* Ecio Rodrigues
Ingenuidade imaginar que, por uma espécie de altruísmo ecológico, uma
decisão de política de governo, no caso, a de construir uma usina hidrelétrica,
poderia ser revista durante o processo de licenciamento ambiental da obra.
Ora, diante da máxima, válida para qualquer lugar do mundo pelos próximos
50 anos (prazo que pode ser considerado otimista para superação da crise de
energia que afeta a humanidade), de que onde houver um rio com queda suficiente
uma hidrelétrica será construída, uma coisa é certa: muitas hidrelétricas ainda
estão por vir.
E a razão é simples. Acontece que as alternativas ao aproveitamento da
força d’água para a geração de energia elétrica, ou são piores em termos
econômicos e ambientais (como a geração a diesel, a gás ou a carvão mineral),
ou não alcançam uma escala compatível com a demanda atual (como a energia eólica
ou a solar), ou, ainda, representam um risco que a humanidade não está disposta
a suportar (como a nuclear).
Por sinal, foi essa a lógica que impeliu o país a investir maciçamente na
construção de hidrelétricas em todo o território nacional, e especialmente na
Amazônia – nesse caso, em função da abundante quantidade de água ofertada pela
bacia do rio Amazonas.
Passados mais de 120 anos desde a construção da primeira hidrelétrica, e contando
atualmente com mais de 120 usinas em operação, o Brasil é uma referência
mundial na geração de energia elétrica por meio das águas; e isso vale tanto no
que se refere à tecnologia de geração quanto no que diz respeito à experiência
acumulada pela engenharia civil nacional para a construção das barragens.
Essa experiência leva as empresas brasileiras a construir usinas de
grande porte em países como China e Índia, e de pequeno e médio porte em países
como Peru e Bolívia. Uma expertise privilegiada, que deveria ser motivo de orgulho,
mas não é o que acontece.
Constata-se no âmbito da sociedade brasileira um sentimento inexplicável
de rejeição para com as hidrelétricas, e, uma vez que a desinformação
invariavelmente dá a tônica, esse sentimento acaba por ser reforçado e ampliado.

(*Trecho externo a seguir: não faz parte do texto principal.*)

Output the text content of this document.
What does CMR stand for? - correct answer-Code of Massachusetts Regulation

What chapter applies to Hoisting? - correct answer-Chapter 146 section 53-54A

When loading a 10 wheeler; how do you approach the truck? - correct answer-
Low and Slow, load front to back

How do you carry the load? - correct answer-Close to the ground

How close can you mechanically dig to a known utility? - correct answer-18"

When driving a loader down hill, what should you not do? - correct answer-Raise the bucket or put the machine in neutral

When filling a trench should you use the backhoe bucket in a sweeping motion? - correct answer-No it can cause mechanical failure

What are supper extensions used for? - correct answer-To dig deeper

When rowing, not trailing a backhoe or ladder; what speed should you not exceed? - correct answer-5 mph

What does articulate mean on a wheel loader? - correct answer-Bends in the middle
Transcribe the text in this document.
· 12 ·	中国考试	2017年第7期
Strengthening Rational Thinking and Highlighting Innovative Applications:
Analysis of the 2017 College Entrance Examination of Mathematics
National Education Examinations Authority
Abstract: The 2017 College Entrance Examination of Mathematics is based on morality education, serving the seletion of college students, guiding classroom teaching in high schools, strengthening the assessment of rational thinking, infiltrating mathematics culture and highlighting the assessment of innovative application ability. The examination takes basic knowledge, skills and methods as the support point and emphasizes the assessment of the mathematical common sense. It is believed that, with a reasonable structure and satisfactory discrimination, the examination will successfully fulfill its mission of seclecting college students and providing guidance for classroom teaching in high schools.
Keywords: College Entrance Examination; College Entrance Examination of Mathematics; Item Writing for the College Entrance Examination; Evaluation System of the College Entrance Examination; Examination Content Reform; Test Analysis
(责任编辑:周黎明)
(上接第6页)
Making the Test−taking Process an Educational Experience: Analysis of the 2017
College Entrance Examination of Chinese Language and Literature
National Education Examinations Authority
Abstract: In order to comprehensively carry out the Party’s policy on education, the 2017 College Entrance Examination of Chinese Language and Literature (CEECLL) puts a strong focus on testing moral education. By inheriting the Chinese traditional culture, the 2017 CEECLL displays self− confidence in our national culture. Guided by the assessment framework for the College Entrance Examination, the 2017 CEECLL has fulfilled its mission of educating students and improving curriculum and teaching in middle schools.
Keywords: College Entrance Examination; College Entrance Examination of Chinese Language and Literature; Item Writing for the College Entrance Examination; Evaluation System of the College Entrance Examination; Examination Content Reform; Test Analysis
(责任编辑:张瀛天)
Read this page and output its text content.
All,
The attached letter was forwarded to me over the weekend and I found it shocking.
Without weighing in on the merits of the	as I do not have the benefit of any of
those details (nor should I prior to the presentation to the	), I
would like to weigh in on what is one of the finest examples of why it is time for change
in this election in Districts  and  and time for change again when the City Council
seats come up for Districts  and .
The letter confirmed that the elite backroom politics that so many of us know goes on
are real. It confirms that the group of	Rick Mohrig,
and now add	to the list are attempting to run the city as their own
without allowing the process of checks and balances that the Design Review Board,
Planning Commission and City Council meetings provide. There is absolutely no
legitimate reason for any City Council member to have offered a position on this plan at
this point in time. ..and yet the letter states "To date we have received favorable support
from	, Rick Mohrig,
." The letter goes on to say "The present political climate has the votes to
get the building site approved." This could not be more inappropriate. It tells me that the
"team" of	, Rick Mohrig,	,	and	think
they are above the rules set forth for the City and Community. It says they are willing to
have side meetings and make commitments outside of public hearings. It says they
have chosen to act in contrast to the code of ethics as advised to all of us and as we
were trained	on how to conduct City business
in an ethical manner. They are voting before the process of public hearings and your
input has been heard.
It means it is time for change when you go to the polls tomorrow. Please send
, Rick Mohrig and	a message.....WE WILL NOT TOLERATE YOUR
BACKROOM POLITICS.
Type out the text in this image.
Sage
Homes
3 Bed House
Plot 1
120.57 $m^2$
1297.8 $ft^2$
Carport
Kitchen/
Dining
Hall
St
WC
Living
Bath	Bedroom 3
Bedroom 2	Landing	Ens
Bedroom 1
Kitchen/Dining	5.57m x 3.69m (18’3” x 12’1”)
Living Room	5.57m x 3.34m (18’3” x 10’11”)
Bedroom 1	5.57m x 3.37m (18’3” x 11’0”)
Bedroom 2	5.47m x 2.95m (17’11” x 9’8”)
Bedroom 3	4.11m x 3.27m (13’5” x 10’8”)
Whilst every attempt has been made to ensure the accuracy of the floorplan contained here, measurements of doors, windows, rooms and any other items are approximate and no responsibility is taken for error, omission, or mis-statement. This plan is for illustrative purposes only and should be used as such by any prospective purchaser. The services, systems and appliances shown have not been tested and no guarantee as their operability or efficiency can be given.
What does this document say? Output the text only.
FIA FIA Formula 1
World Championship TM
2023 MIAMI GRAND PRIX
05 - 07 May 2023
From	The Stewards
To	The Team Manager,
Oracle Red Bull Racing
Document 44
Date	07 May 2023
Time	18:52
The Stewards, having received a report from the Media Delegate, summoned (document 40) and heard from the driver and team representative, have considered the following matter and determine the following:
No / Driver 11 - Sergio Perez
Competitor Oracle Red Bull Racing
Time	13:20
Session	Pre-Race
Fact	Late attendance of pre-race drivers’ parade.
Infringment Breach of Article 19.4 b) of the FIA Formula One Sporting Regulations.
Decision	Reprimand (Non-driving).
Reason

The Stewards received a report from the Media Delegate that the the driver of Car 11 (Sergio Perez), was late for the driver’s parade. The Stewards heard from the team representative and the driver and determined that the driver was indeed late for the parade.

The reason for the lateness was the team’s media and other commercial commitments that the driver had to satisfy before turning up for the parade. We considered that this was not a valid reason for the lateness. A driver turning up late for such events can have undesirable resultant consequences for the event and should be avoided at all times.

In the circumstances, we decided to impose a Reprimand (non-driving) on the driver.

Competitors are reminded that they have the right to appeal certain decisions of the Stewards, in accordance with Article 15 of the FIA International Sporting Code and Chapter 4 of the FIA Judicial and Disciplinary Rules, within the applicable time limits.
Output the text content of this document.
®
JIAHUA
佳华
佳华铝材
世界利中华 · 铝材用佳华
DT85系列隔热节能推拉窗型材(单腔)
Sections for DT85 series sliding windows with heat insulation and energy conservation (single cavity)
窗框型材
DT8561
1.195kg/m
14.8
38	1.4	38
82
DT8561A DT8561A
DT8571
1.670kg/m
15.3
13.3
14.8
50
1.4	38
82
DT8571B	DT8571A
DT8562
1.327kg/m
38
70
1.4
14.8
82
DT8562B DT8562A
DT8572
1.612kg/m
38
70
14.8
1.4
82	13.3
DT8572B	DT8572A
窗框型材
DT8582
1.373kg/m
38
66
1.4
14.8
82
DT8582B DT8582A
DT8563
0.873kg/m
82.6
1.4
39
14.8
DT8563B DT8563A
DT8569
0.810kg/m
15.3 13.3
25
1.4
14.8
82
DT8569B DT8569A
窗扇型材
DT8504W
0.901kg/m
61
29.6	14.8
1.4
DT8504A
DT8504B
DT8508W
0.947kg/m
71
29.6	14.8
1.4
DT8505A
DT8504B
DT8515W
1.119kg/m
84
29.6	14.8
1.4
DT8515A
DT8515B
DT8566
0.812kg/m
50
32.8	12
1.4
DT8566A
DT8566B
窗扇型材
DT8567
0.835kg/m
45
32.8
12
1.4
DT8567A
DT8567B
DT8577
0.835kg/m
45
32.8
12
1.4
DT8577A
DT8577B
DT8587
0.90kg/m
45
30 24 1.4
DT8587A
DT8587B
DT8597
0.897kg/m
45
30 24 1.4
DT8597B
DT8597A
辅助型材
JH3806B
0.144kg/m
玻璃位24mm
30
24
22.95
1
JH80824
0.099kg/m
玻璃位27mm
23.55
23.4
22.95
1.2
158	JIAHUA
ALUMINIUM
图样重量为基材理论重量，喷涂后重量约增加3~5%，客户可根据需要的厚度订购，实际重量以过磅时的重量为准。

Por outro lado, como a política, ou melhor, os políticos, costumam captar
as impressões da sociedade e se esforçam para adotar o mesmo discurso,
raramente ou quase nunca uma autoridade pública se expõe na defesa das
hidrelétricas, com receio de perder votos.
As implicações da desinformação são desastrosas. A rejeição às
hidrelétricas motiva desde balburdias em que se queimam tratores e alojamentos
nos canteiros de obra das usinas até uma avalanche de ações judiciais.
Essas ações, diga-se, na maioria das vezes são propostas pelo próprio
Estado, ou seja, por procuradores públicos que de forma inexplicável desaprovam
a hidroeletricidade, uma energia considerada limpa pelos ambientalistas e pelos
países mundo afora, e se apegam ao licenciamento ambiental para tentar reverter
a construção das usinas ou, o que é ainda mais espantoso, para impedir a
operação de hidrelétricas já construídas.
Basta dizer que um levantamento realizado pela Advocacia Geral da União apontou
um total de 38 ações ajuizadas no intuito de atalhar a construção das
hidrelétricas de Belo Monte, Tapajós, Teles Pires e São Manoel, todas no Pará. Só
contra a usina de Belo Monte existem 27 ações, as quais, segundo a empresa
responsável, causaram atrasos e modificações no projeto, que, por sua vez, elevaram
o custo da obra: de R$ 19 bilhões, valor em 2010, esse custo chegou a cerca de
R$ 30 bilhões, hoje.
Não há razão para se arcar com esse ônus. É imperativo que se discuta com
a sociedade um fato: nós, brasileiros, temos muitas hidrelétricas a construir.
* Professor da Universidade Federal do Acre,
Engenheiro Florestal, Especialista em Manejo Florestal
e Mestre em Economia e Política Florestal pela Universidade Federal do Paraná e
Doutor em
Desenvolvimento Sustentável pela Universidade de Brasília.